July 6, 2021•434 words
What do we experience when we feel lonely?
I have been on the road for weeks now. This has led me to experience something people may call lonely if I understand what the concept of Lonely really means.
I think I am spoilt and cannot really understand true loneliness. I have been happily married for over 20 years and I do have friends. Therein may be part of the issue. I spent tonight feeling disconnected and on FB chat contacted people I had not chatted to much or in a long time. I felt the need to talk about anything disconnected from my life.
One issue here is most of those I end up chatting to are people who see me as their resource. They talk to me about their issues. The relationships are skewed in those terms. I am not feeling that I need to talk to someone about any issues, I do not really feel I have any issue worth talking about. I could do with those "getting to know you" type chats you get when you make new friends. Could this be in essence be something lacking in my character? Is this an emotion that passes or is this approaching loneliness?

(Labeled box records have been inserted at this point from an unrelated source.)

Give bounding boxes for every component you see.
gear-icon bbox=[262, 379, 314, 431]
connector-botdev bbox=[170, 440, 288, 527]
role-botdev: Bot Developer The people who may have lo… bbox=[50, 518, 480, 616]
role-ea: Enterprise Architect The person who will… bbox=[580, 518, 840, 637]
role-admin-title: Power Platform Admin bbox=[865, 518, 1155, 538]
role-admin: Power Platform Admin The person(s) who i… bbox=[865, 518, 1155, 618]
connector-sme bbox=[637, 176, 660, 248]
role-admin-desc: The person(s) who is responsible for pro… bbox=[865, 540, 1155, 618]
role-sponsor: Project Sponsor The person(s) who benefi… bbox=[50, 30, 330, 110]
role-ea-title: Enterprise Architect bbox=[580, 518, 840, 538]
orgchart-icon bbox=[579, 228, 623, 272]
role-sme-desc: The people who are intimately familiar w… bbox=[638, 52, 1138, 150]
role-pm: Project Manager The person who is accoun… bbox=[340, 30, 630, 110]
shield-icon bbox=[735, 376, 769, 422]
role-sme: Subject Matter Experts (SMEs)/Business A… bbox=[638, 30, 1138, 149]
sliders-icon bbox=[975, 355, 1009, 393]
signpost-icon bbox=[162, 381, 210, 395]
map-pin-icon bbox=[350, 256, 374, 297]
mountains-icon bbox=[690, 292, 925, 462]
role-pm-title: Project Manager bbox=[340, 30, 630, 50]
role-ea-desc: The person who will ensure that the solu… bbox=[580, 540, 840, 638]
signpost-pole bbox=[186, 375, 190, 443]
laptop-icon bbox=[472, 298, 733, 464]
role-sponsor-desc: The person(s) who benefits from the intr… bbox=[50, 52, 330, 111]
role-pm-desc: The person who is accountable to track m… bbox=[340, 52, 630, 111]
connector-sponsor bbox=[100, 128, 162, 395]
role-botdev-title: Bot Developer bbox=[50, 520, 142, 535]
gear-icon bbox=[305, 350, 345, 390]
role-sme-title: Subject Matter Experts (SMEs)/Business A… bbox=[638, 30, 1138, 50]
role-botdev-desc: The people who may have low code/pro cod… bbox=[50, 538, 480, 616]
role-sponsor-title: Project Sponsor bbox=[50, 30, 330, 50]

One of the outcomes of the social media age is us not connecting on that depth and all of us seeming to be competing with how good our photos are of our experiences so others can be jealous. As you can probably tell I do not use Social media much however last night I did look at my FB feed - first time in months, this almost led me to connect to someone who would be yet another drain on my energy.
This leads me to reflectively look at how I process these experiences and who it is good for me to spend time with.
Who's a resource and who is a drain??
Do I get something out of assisting those in need? Does this fulfill a need I have?
I was chatting online with a friend earlier who asked to call as she has an issue she is working through on chat with me. This led to a conversation but again it was all about her point. Now I did help and I am always happy to help - indeed this is a good friendship which I get a lot from.
What is it I need? Is this me being a whinny child? Many many people went through much much more discomfort through lockdown and their normal pre COVID lives.
Is this lonliness? Will retail therapy assist me?